Suaranya yang berat dan dalam mengucap, "Adrian." Sebelum mulai menjawab pertanyaan yang dilontarkan semua orang. "Sudah lama di UF?", "Pindahan dari mana?", "Kenapa pindah?", "Pindah kepengen sendiri atau keputusan perusahaan?"
Begitu dia menyebutkan namanya, aku sudah langsung terpana. Suaranya sontak menggetarkan hatiku yang sepertinya memang sedang HBL alias Haus Belaian Lelaki.
Jane, teman dekatku yang sedang bersamaku saat Adrian dikenalkan, langsung menyenggol tanganku karena tanpa sadar mulutku membuka dan wajahku bengong. Seperti di film-film saat pemeran utama pria yang gantengnya luar biasa, melintas di depan para wanita. Adrian nampak tidak terganggu dengan sikapku yang begitu aneh. Dia hanya mengangguk setelah aku menyebut namaku dan langsung melakukan aksi bengong.
"Kenapa sih lo?" bisik Jane.
Aku menggeleng. Dalam hati bersorak sorai. Dia tipe gue, Jane! Wajahnya yang berkulit putih bersih, matanya yang cenderung agak sipit, hidungnya yang dari samping benar-benar berbentuk segitiga siku-siku, rahangnya yang tegas dan berbentuk persegi, juga bibirnya yang agak tebal langsung membuatku berpikir bagaimana rasanya dicium Adrian. Belum lagi badannya yang tinggi sekitar 175 senti dengan lengan kekar, sepertinya terbiasa berolahraga. Gaya berpakaiannya yang sebenarnya standar, kemeja dengan celana pantaloon, tapi menunjukkan aura kesederhanaannya. Singkat cerita, ya aku sudah tertarik pada Adrian sejak pertama kami berkenalan.

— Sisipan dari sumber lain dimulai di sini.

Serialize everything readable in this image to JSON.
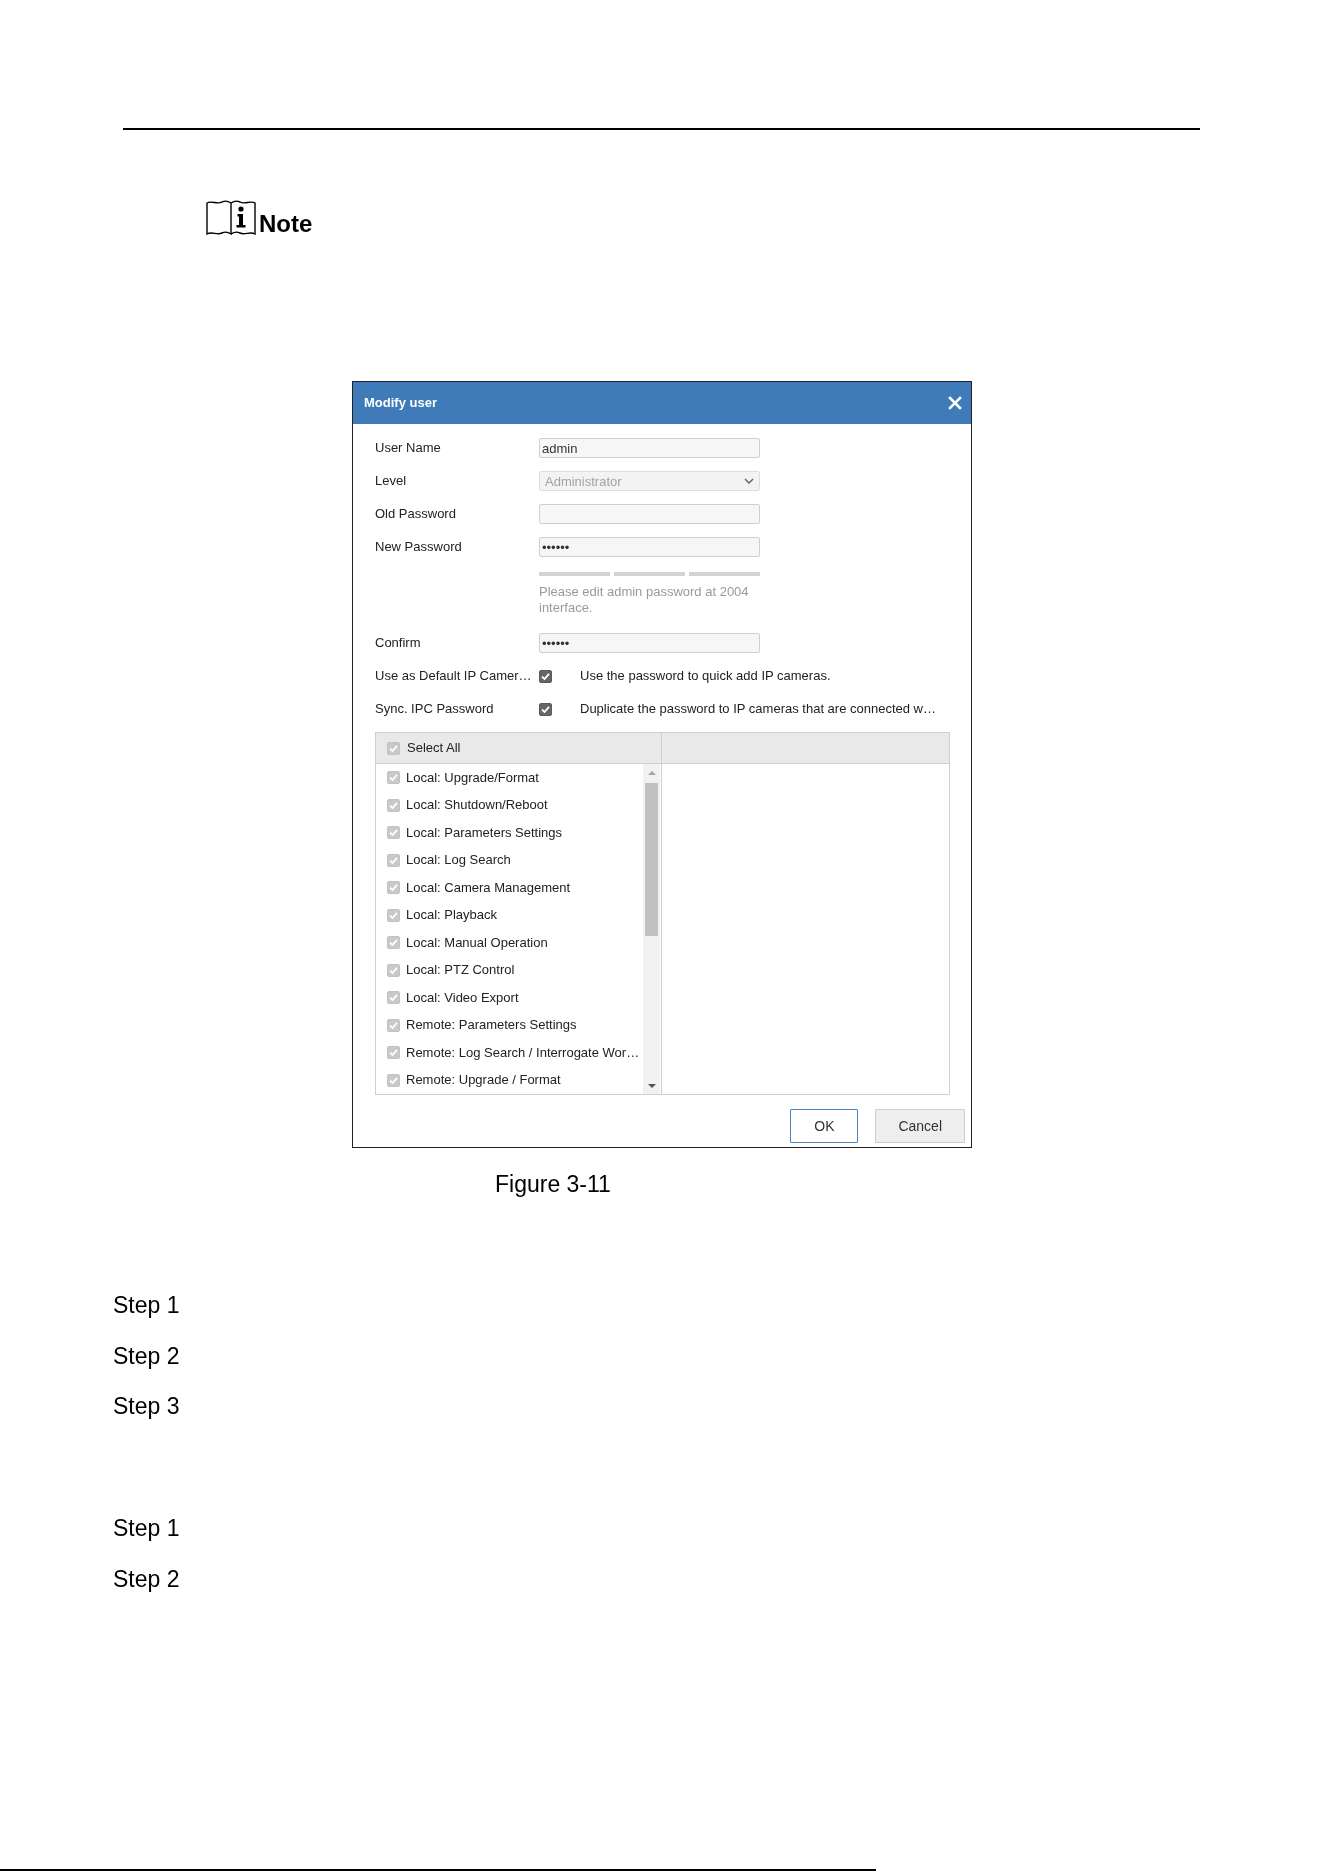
{
  "note": {
    "label": "Note"
  },
  "dialog": {
    "title": "Modify user",
    "fields": [
      {
        "kind": "text",
        "label": "User Name",
        "value": "admin",
        "disabled": false
      },
      {
        "kind": "select",
        "label": "Level",
        "value": "Administrator",
        "disabled": true
      },
      {
        "kind": "password",
        "label": "Old Password",
        "disabled": false
      },
      {
        "kind": "password",
        "label": "New Password",
        "value": "••••••",
        "disabled": false,
        "strength_segments": [
          {
            "on": false
          },
          {
            "on": false
          },
          {
            "on": false
          }
        ],
        "hint": "Please edit admin password at 2004 interface."
      },
      {
        "kind": "password",
        "label": "Confirm",
        "value": "••••••",
        "disabled": false
      },
      {
        "kind": "checkbox",
        "label": "Use as Default IP Camer…",
        "checked": true,
        "description": "Use the password to quick add IP cameras."
      },
      {
        "kind": "checkbox",
        "label": "Sync. IPC Password",
        "checked": true,
        "description": "Duplicate the password to IP cameras that are connected w…"
      }
    ],
    "permissions": {
      "select_all": {
        "label": "Select All",
        "checked": true,
        "disabled": true
      },
      "items": [
        {
          "label": "Local: Upgrade/Format",
          "checked": true,
          "disabled": true
        },
        {
          "label": "Local: Shutdown/Reboot",
          "checked": true,
          "disabled": true
        },
        {
          "label": "Local: Parameters Settings",
          "checked": true,
          "disabled": true
        },
        {
          "label": "Local: Log Search",
          "checked": true,
          "disabled": true
        },
        {
          "label": "Local: Camera Management",
          "checked": true,
          "disabled": true
        },
        {
          "label": "Local: Playback",
          "checked": true,
          "disabled": true
        },
        {
          "label": "Local: Manual Operation",
          "checked": true,
          "disabled": true
        },
        {
          "label": "Local: PTZ Control",
          "checked": true,
          "disabled": true
        },
        {
          "label": "Local: Video Export",
          "checked": true,
          "disabled": true
        },
        {
          "label": "Remote: Parameters Settings",
          "checked": true,
          "disabled": true
        },
        {
          "label": "Remote: Log Search / Interrogate Wor…",
          "checked": true,
          "disabled": true
        },
        {
          "label": "Remote: Upgrade / Format",
          "checked": true,
          "disabled": true
        }
      ]
    },
    "buttons": [
      {
        "kind": "primary",
        "label": "OK"
      },
      {
        "kind": "default",
        "label": "Cancel"
      }
    ]
  },
  "caption": "Figure 3-11",
  "step_groups": [
    [
      "Step 1",
      "Step 2",
      "Step 3"
    ],
    [
      "Step 1",
      "Step 2"
    ]
  ]
}
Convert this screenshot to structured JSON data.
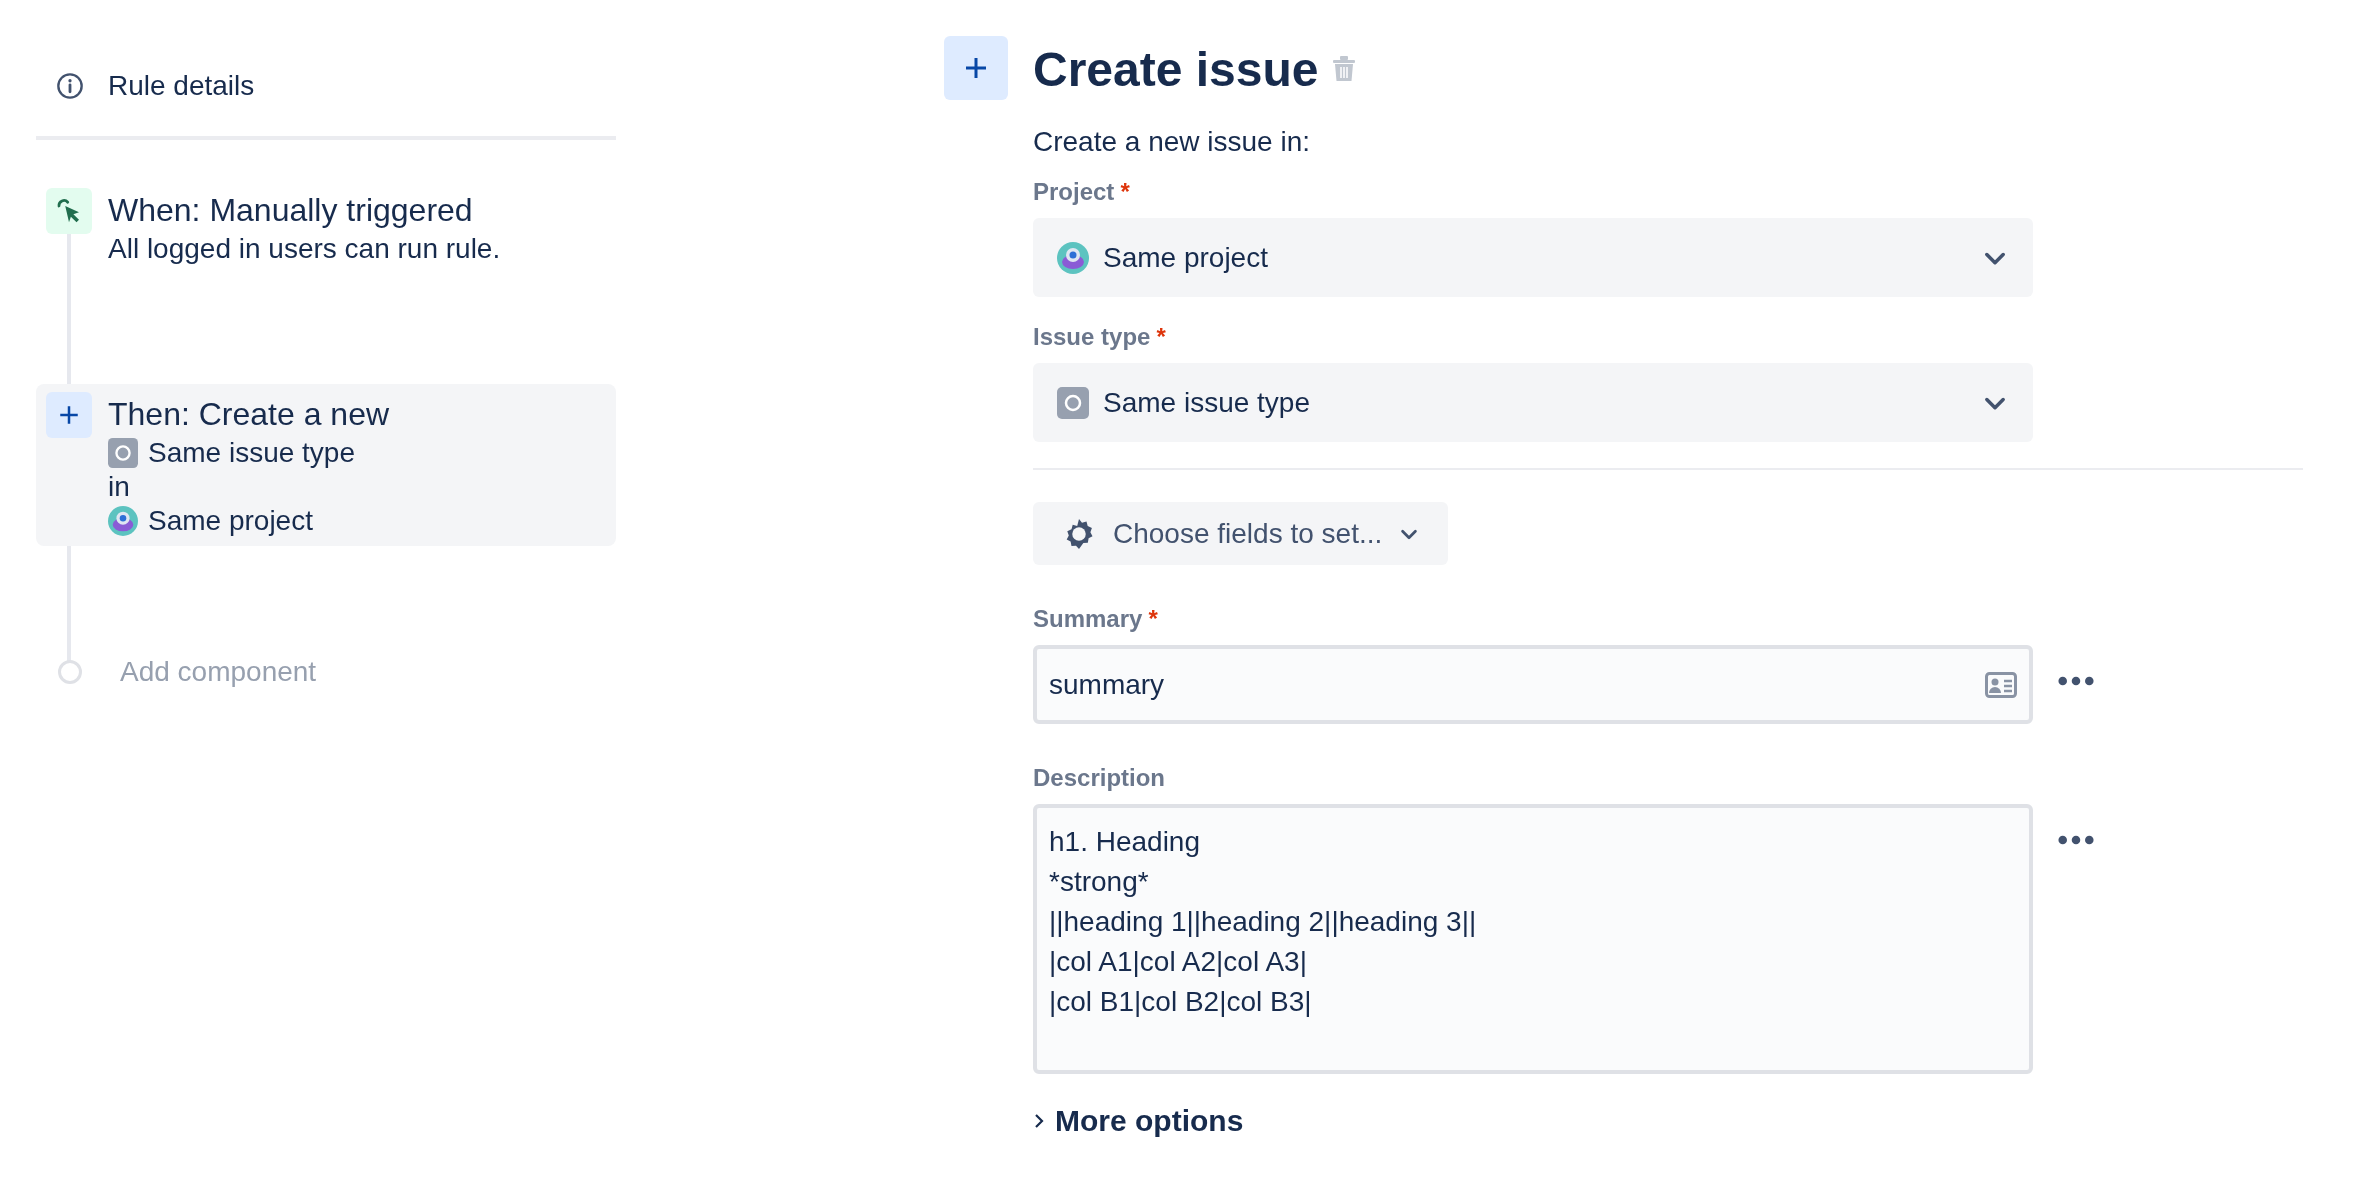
{
  "sidebar": {
    "rule_details": "Rule details",
    "steps": [
      {
        "kind": "trigger",
        "selected": false,
        "title": "When: Manually triggered",
        "lines": [
          {
            "kind": "plain",
            "text": "All logged in users can run rule."
          }
        ]
      },
      {
        "kind": "action",
        "selected": true,
        "title": "Then: Create a new",
        "lines": [
          {
            "kind": "issue-type",
            "text": "Same issue type"
          },
          {
            "kind": "plain",
            "text": "in"
          },
          {
            "kind": "project",
            "text": "Same project"
          }
        ]
      }
    ],
    "add_component": "Add component"
  },
  "panel": {
    "title": "Create issue",
    "intro": "Create a new issue in:",
    "selects": [
      {
        "kind": "project",
        "label": "Project",
        "required_mark": "*",
        "value": "Same project"
      },
      {
        "kind": "issue-type",
        "label": "Issue type",
        "required_mark": "*",
        "value": "Same issue type"
      }
    ],
    "choose_fields": "Choose fields to set...",
    "fields": [
      {
        "kind": "input",
        "label": "Summary",
        "required_mark": "*",
        "value": "summary"
      },
      {
        "kind": "textarea",
        "label": "Description",
        "value": "h1. Heading\n*strong*\n||heading 1||heading 2||heading 3||\n|col A1|col A2|col A3|\n|col B1|col B2|col B3|"
      }
    ],
    "more_options": "More options"
  }
}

Apalagi ketika Mba Dina, yang memperkenalkan kami langsung nyeletuk, "Kalian kan satu universitas, jangan-jangan kenal lagi di kampus." Ini semacam pertanda bagiku bahwa kami punya hal yang sama dan bisa kujadikan bahan pembicaraan. Adrian mulai bertanya padaku berasal dari fakultas apa dan angkatan berapa.
Ternyata dia 3 tahun lebih tua dari aku sehingga hanya sedikit orang yang sama-sama kami kenal karena jurusannya pun berbeda. Orang yang dia sebut, aku tak tahu. Orang yang aku sebut, dia tak tahu. Bye kesempatan ngobrolin kampus!
KAMU SEDANG MEMBACA
The Cure of Our Secrets - END (GOOGLE PLAY)
RomansaMencintai seorang Adrian bukanlah perkara mudah. Selangkah mendekat, sepuluh langkah dia menjauh. Tapi tak ada kata menyerah dalam kamus Amanda. Apalagi saat ia tahu bahwa Adrian punya rahasia. Rahasia yang membuatnya seperti Pangeran Es. *** Cerit...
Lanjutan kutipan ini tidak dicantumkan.